Les spéculations vont bon train sur la formation de la future coalition gouvernementale et peu nombreux sont les analystes politiques qui estiment viable à long terme une coalition formée par le CDA, le VDD et la liste Pim Fortuyn. Frits Bolkestein, commissaire européen chargé du Marché intérieur, de la Fiscalité et de l'Union douanière et grande figure de la vie politique néerlandaise, a dès mercredi soir déclaré s'attendre à de nouvelles élections d'ici un an en raison de l'instabilité de la liste Pim Fortuyn. En effet, la politique ne se réduit pas à une sensibilité accrue aux problèmes de la société et le parti d'extrême droite va désormais devoir prouver qu'il peut se donner les moyens de résoudre ces problèmes ainsi qu'apprendre, comme le veut la tradition néerlandaise, à composer avec d'autres formations au sein d'une coalition dans laquelle il ne sera pas majoritaire. Memdert Fennema, politologue à l'université d'Amsterdam, compare les élections du 15 mai avec « la signature massive d'un registre de condoléances », rejetant l'idée d'un « véritable moment démocratique ». De son côté, Erik van Bruggen, consultant naguère proche du Parti travailliste, souligne que « dans un pays où on n'élit ni le chef de l'Etat, ni le Premier ministre, ni son maire, Pim représentait paradoxalement une chance pour la démocratie car il pouvait détruire ce système politique fermé qui fonctionne comme une nomenklatura tout juste préoccupée par le partage des postes ». La recherche permanente du compromis a en effet fini par gommer aux yeux de beaucoup de Néerlandais les différences existant entre les partis de gauche et ceux de droite, le système de coalitions n'étant pas en lui-même propice à de grands débats. La classe politique néerlandaise dans son ensemble n'a pas su répondre au phénomène Pim Fortuyn et s'est montrée incapable de lui opposer les valeurs et les traditions démocratiques qui sont les leurs et celles de la société néerlandaise.
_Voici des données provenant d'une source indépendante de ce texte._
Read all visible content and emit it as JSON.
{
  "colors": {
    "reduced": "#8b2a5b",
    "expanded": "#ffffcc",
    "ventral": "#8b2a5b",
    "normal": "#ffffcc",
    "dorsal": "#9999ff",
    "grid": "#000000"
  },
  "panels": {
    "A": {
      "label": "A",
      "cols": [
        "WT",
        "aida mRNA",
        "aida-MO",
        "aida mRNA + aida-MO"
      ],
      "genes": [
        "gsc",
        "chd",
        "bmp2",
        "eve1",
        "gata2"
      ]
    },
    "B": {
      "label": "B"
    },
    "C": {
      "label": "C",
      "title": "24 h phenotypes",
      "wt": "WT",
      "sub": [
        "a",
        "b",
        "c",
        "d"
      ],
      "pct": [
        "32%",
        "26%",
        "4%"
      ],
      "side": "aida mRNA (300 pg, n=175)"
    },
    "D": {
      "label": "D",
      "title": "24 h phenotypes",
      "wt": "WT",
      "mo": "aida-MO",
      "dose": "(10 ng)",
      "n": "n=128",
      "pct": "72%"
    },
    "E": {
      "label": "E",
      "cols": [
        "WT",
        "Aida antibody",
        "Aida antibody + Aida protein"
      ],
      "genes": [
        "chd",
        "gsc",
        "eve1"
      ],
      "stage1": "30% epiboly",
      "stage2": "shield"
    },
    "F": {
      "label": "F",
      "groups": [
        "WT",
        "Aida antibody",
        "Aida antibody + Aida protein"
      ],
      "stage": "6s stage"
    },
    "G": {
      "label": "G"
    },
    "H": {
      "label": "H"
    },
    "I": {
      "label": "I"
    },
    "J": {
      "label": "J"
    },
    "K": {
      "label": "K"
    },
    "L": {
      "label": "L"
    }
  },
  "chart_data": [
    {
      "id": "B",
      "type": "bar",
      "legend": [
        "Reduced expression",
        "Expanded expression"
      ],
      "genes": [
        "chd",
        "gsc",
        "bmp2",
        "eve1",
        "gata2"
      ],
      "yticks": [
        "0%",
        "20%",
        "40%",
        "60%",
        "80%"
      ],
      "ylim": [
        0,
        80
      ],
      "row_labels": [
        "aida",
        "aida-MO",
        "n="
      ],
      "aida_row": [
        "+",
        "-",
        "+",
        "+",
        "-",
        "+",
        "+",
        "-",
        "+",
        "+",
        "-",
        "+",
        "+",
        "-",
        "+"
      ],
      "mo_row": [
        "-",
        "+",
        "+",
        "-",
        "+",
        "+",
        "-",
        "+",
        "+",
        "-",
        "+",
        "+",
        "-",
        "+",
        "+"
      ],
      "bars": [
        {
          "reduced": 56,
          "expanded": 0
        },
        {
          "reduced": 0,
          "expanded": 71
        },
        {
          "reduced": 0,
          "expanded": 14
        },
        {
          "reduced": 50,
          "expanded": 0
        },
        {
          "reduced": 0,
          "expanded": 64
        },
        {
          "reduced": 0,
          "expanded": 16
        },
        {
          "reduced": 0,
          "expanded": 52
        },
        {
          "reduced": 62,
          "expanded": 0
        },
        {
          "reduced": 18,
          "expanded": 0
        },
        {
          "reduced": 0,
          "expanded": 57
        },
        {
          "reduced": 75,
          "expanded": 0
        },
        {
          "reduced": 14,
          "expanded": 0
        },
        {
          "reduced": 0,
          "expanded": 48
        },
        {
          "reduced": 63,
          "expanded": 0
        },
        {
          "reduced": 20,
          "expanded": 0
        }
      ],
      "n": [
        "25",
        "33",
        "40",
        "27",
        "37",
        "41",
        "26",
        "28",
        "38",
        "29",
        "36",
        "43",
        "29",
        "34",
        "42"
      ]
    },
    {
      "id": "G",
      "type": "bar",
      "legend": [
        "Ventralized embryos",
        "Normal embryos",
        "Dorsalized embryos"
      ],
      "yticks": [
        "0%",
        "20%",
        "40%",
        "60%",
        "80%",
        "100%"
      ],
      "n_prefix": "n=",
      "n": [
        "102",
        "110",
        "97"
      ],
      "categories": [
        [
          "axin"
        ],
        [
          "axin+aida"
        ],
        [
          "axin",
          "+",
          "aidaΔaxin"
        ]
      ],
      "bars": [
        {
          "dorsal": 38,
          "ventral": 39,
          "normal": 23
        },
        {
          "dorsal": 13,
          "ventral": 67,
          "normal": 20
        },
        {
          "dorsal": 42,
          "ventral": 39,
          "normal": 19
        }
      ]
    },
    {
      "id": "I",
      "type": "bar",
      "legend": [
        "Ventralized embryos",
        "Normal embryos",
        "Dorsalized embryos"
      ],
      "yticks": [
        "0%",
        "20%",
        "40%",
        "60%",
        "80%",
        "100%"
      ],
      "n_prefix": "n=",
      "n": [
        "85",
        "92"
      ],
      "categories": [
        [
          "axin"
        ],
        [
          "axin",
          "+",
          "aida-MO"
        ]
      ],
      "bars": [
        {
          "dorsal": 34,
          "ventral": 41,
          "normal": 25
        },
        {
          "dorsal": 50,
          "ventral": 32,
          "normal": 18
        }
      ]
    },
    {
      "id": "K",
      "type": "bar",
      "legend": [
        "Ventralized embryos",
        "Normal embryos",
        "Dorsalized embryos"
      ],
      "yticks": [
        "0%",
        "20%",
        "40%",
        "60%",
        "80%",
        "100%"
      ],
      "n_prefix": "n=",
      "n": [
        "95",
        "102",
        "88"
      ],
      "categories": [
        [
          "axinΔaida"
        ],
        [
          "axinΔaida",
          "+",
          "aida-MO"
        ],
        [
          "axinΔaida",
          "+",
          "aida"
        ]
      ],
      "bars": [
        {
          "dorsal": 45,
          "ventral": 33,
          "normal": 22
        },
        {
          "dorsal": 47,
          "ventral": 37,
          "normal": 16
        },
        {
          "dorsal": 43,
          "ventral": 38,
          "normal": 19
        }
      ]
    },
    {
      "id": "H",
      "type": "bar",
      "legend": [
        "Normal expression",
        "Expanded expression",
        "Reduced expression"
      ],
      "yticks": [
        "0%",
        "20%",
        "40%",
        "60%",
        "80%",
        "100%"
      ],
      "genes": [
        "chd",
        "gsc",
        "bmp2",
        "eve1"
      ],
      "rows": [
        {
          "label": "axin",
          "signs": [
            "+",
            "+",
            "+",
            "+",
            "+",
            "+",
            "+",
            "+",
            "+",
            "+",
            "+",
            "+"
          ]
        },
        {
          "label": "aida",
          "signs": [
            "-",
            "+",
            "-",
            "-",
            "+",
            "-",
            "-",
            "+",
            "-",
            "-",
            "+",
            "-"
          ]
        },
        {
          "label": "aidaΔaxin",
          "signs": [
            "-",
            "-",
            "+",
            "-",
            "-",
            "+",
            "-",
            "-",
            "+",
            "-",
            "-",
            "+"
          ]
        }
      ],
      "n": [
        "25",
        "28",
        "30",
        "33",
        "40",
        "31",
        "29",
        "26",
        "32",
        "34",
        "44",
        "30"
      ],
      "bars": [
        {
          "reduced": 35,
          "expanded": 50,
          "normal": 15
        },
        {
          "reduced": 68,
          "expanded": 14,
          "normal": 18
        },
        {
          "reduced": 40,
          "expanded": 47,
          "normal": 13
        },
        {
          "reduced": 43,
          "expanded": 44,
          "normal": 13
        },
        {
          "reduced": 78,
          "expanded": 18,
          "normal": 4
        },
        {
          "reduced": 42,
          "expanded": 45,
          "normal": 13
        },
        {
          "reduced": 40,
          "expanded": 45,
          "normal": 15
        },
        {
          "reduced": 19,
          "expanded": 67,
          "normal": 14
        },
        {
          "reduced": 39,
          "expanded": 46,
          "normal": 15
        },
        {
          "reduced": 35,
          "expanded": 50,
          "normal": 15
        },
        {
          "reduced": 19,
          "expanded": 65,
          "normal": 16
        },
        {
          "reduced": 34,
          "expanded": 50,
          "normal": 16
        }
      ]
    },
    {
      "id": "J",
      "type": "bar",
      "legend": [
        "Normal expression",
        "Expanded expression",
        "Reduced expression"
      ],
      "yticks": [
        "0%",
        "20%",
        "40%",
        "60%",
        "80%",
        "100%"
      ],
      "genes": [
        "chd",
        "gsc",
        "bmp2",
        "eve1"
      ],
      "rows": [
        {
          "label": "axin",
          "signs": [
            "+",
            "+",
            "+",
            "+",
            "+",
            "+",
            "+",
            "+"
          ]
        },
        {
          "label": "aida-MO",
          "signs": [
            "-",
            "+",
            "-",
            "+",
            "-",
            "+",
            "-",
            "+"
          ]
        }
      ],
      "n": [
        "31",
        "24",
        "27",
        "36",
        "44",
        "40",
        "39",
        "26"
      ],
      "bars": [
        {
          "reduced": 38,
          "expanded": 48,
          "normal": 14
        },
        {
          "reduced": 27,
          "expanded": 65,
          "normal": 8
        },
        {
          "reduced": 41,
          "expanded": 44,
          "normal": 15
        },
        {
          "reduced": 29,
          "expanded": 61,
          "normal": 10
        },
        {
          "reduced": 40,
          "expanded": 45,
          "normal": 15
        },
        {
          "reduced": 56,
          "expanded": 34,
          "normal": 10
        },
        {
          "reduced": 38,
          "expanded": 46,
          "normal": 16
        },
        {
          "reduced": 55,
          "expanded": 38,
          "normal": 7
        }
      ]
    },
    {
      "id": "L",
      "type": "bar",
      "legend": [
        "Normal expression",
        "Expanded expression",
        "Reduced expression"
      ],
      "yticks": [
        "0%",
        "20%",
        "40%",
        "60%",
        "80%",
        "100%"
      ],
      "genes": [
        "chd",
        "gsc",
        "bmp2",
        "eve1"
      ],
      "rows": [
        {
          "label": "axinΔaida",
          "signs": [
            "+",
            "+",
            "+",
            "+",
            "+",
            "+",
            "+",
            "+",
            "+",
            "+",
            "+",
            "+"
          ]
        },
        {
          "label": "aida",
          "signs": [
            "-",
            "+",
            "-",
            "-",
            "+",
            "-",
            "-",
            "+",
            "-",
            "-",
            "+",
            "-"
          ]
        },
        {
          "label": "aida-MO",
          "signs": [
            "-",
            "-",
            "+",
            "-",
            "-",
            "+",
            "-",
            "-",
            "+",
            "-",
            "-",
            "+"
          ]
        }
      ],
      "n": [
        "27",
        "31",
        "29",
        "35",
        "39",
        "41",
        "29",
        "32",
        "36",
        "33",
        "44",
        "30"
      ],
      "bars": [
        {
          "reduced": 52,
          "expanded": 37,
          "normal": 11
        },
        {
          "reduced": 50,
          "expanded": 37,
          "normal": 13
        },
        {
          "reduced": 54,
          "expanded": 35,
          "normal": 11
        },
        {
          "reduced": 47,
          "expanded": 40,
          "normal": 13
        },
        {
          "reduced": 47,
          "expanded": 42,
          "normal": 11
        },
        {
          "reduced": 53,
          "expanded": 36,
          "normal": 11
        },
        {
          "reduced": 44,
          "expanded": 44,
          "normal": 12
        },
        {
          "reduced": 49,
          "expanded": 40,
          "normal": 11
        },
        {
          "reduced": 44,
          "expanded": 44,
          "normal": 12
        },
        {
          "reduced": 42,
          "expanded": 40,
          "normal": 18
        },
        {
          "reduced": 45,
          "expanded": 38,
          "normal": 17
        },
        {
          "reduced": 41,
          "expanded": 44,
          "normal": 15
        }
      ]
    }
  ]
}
« Aujourd'hui, nous décidons de la composition politique des Pays-Bas durant les quatre prochaines années » avait averti le Premier ministre travailliste Wim Kok la veille du scrutin, appelant les Néerlandais à voter « avec leur tête et pas seulement leurs émotions ». Ces derniers mots, comme la campagne menée par les travaillistes, ont été vains. Les Néerlandais ont largement choisi de faire d'une liste emmenée par un mort (la loi électorale interdit aux Pays-Bas de retirer une liste déposée), au programme indéfini et dont les membres ne possèdent aucune expérience politique, la deuxième formation nationale. Cette entrée en force de l'extrême droite à la chambre basse du Parlement constitue une sanction et un avertissement pour l'ensemble de la classe politique. « Quelle curieuse époque si un mort remporte les élections! » notait l'écrivain néerlandais Cees Noteboom dans Le Monde du 15 mai. « Mais les jeux sont faits, rien ne va plus ».